“But I thought—we thought that—”

Rob ceased speaking, and Giovanni, who looked brown, strong, and well, finished his companion’s sentence after turning to where the two famine-pinched feeble men lay listening for an explanation of the events of the past.

“You thought I had been drowned, and that the men had carried off the boat while you were all looking for me?”

Rob’s eyes said, “Yes,” as plainly as eyes could speak. “Of course you would,” said Joe, laughing merrily. “You couldn’t help thinking so; but I wasn’t drowned, and the men didn’t steal the boat. What say, Shaddy?”

For there was a husky whisper from where the old sailor lay—a ghost of his former self.

“Say?” whispered the guide sourly,—“that we can see all that.”

“Tell us how it was,” said Rob, holding out his hand, which Joe grasped and held, but he did not speak for a few minutes on account of a choking sensation in his breast as the sun glanced in through the ends of the awning, after streaming down like a silver shower through the leaves of the huge tree beneath which the boat was moored, while the swift river, once more back within its bounds, rippled and sang, and played against the sides.

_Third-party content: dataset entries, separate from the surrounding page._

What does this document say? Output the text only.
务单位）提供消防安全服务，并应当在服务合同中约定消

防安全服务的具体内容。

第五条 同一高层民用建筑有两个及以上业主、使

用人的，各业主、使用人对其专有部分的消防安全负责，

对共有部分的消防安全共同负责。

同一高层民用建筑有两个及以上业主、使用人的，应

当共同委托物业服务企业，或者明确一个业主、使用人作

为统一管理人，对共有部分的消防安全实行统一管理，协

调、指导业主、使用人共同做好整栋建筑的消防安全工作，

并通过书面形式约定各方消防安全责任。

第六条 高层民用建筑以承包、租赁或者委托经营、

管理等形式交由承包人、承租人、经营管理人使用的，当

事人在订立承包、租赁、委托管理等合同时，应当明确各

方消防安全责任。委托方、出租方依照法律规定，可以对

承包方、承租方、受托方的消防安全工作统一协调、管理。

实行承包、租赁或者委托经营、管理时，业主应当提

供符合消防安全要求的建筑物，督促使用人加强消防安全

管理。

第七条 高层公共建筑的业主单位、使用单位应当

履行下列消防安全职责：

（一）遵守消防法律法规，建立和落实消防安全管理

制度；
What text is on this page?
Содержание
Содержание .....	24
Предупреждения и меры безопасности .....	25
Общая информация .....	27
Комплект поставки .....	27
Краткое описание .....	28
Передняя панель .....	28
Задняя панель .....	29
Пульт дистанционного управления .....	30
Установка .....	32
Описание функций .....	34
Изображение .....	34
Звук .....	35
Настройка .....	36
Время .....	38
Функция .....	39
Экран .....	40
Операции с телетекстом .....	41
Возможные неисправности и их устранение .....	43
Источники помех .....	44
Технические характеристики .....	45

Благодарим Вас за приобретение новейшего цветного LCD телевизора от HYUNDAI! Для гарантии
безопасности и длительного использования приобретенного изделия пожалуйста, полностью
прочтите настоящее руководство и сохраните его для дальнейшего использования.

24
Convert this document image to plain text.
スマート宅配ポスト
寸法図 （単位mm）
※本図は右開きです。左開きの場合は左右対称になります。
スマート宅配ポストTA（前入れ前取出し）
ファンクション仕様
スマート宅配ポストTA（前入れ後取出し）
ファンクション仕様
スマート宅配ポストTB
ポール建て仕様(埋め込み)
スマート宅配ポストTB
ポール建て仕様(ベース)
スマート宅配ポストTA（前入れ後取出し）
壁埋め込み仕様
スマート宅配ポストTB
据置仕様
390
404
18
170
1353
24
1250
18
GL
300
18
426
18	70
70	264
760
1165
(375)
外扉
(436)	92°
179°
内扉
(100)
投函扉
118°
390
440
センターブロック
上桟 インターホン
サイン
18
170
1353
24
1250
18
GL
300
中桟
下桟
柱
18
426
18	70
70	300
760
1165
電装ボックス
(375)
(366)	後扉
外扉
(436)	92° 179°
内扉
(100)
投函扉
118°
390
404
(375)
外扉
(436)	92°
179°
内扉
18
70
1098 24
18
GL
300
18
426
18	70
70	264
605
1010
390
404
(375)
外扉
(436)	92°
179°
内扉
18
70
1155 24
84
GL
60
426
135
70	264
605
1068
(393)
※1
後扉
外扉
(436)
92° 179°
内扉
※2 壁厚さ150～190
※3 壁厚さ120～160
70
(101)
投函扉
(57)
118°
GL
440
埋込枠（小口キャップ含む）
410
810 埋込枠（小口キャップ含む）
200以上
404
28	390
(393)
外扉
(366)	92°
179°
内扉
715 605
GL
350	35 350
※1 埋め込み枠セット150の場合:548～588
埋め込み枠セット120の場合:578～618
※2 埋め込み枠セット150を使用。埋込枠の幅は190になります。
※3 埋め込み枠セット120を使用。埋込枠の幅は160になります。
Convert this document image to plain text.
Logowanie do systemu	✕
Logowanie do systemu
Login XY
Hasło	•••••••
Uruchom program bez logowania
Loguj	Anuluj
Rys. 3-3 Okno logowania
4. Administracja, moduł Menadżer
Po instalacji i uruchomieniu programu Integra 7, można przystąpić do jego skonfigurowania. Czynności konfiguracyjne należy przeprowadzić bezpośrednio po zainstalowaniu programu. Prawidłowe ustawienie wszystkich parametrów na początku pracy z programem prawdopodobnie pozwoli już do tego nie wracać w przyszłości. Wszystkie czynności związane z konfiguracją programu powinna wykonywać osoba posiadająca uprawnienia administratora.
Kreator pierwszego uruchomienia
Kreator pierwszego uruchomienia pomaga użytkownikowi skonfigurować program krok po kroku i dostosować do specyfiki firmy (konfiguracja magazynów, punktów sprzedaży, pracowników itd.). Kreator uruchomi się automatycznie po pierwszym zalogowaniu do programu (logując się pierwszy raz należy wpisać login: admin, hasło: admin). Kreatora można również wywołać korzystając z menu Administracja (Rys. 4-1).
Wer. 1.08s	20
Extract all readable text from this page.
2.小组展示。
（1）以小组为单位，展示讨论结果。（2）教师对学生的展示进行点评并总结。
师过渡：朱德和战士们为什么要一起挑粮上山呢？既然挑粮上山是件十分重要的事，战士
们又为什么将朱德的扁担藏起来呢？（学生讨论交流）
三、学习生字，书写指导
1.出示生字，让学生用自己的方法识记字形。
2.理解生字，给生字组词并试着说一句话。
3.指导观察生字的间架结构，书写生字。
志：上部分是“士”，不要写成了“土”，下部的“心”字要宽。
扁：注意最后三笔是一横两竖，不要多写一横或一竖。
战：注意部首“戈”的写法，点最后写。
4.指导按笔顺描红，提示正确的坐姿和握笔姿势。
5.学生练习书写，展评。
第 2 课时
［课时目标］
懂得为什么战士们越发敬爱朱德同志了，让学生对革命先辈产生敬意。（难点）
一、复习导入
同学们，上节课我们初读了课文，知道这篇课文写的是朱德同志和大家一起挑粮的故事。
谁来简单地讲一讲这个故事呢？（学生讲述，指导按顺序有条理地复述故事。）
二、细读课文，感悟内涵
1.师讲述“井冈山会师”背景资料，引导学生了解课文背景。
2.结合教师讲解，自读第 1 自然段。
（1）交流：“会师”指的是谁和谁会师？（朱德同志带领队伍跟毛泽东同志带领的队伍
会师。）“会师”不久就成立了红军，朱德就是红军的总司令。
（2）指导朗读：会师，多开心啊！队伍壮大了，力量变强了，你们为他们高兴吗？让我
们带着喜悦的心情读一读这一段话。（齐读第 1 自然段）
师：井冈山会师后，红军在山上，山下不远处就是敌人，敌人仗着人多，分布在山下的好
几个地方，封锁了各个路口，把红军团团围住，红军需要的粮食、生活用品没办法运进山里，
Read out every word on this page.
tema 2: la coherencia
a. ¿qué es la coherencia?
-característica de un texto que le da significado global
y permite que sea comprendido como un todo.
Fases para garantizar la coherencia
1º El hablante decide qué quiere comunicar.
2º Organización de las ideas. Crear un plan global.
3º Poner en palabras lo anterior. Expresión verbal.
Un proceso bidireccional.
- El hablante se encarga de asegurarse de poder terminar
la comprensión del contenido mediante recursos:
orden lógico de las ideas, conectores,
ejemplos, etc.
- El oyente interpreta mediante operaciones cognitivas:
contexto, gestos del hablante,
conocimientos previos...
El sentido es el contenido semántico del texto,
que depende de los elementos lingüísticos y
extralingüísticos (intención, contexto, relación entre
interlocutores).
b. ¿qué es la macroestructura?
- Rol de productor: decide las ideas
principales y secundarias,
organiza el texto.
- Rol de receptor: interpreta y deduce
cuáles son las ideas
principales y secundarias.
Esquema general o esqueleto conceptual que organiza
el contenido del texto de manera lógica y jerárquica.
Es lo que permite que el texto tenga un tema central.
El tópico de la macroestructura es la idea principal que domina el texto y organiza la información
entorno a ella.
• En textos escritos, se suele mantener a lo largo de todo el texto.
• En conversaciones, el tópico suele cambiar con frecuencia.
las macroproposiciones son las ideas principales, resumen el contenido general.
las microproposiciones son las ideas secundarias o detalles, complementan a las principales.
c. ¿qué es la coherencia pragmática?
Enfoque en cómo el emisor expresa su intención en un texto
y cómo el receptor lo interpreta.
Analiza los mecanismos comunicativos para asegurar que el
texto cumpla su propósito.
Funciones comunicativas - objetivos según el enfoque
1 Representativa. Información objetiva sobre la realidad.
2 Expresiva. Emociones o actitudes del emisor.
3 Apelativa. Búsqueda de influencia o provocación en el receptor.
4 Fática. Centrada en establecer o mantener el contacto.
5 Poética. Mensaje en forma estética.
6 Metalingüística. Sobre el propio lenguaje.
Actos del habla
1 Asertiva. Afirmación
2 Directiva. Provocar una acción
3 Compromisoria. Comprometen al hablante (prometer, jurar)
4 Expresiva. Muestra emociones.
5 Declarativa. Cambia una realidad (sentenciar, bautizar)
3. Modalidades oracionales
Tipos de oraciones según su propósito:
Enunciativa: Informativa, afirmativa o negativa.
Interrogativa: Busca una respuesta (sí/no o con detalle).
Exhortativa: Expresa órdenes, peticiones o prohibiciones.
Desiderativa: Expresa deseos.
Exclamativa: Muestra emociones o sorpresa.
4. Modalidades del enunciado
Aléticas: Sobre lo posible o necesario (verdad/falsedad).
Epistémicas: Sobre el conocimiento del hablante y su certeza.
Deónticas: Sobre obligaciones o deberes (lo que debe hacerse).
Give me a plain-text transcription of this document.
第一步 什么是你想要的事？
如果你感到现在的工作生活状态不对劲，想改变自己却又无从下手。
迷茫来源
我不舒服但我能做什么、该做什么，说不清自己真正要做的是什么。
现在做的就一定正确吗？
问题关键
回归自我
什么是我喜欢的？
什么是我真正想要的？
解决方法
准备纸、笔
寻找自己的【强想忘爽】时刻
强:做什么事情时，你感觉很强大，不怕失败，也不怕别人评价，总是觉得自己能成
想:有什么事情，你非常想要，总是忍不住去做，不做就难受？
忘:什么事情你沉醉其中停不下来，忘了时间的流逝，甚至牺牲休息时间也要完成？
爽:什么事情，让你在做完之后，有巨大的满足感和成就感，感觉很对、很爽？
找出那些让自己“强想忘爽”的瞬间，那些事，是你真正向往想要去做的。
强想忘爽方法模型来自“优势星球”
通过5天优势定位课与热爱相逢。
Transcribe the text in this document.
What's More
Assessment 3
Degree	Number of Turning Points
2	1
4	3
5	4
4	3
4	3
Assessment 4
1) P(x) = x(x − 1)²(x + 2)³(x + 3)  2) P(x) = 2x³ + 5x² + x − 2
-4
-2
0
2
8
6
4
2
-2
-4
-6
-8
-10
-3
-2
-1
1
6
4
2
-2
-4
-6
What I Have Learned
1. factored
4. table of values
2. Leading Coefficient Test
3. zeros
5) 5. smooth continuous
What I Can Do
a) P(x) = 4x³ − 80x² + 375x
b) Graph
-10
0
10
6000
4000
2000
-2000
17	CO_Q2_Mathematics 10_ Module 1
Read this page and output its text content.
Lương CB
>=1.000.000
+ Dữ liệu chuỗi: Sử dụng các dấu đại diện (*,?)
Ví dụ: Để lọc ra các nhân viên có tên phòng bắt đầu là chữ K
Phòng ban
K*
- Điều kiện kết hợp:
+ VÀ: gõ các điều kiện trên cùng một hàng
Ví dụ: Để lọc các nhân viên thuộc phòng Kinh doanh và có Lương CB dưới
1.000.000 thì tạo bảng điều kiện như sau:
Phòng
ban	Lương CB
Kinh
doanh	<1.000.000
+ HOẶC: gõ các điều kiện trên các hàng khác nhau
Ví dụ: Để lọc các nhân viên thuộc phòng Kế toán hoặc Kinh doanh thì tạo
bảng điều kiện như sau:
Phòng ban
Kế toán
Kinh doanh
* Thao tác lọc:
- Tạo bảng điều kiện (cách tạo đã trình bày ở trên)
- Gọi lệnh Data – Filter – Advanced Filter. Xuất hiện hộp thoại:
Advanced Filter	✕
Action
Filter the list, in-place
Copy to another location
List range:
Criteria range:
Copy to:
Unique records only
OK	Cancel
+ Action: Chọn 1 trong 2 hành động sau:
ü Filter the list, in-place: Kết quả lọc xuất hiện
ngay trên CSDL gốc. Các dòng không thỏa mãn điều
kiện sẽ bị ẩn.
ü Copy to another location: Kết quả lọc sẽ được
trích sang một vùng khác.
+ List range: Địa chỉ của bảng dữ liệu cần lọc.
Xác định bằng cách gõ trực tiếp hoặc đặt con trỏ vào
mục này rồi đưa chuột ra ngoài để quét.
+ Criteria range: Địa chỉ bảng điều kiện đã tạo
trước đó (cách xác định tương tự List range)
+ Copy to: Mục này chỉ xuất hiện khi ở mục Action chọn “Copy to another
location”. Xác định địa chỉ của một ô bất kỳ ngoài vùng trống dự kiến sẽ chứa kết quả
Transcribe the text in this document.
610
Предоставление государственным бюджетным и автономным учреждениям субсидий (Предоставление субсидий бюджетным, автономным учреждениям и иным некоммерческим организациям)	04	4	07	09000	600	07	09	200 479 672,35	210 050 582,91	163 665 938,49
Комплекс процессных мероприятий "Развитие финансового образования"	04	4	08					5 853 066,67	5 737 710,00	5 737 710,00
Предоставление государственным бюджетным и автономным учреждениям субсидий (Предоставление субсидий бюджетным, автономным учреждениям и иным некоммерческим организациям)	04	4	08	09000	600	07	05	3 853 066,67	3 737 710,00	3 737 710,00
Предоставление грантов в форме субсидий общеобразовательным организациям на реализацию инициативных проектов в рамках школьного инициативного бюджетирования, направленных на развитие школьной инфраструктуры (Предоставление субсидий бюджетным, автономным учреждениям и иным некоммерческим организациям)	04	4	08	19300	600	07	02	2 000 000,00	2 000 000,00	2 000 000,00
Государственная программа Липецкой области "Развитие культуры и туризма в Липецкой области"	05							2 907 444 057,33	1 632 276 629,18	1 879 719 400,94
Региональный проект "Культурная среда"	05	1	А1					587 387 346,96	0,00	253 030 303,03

“The men told me,” said Joe at last, with a slight Italian accent in the words, now that he was moved by his emotion—“they told me all about what horror and agony you showed as you all went off to rescue me, while there I was perched up in the branches of the great tree, expecting every moment that it would be rolled over by the river, unless I could creep up to the next bough and the next, all wet and muddy as they were, and I knew that I could not keep on long at that. But all at once, to my horror, we began to glide down—oh, so swiftly, but even then I felt hopeful, for the tree did not turn, and I was far above the water as we went on swifter and swifter, till all at once I caught sight of the boat, moored some distance onward, with the four men in it sitting with their backs to me. I made up my mind to leap into the water and swim to them, but the next minute I knew that it would be impossible, and that the branches would stop me, entangle me, and that I should be drowned. Then the tree began to go faster and drift out toward the middle, but it was caught by an eddy and swept in again toward the shore, so that I felt I should be carried near to the boat, and I shouted to them then to throw me a rope.”

“No good to try and throw a rope,” growled Shaddy faintly.

“Go on, my lad,” whispered Brazier, for Joe had stopped.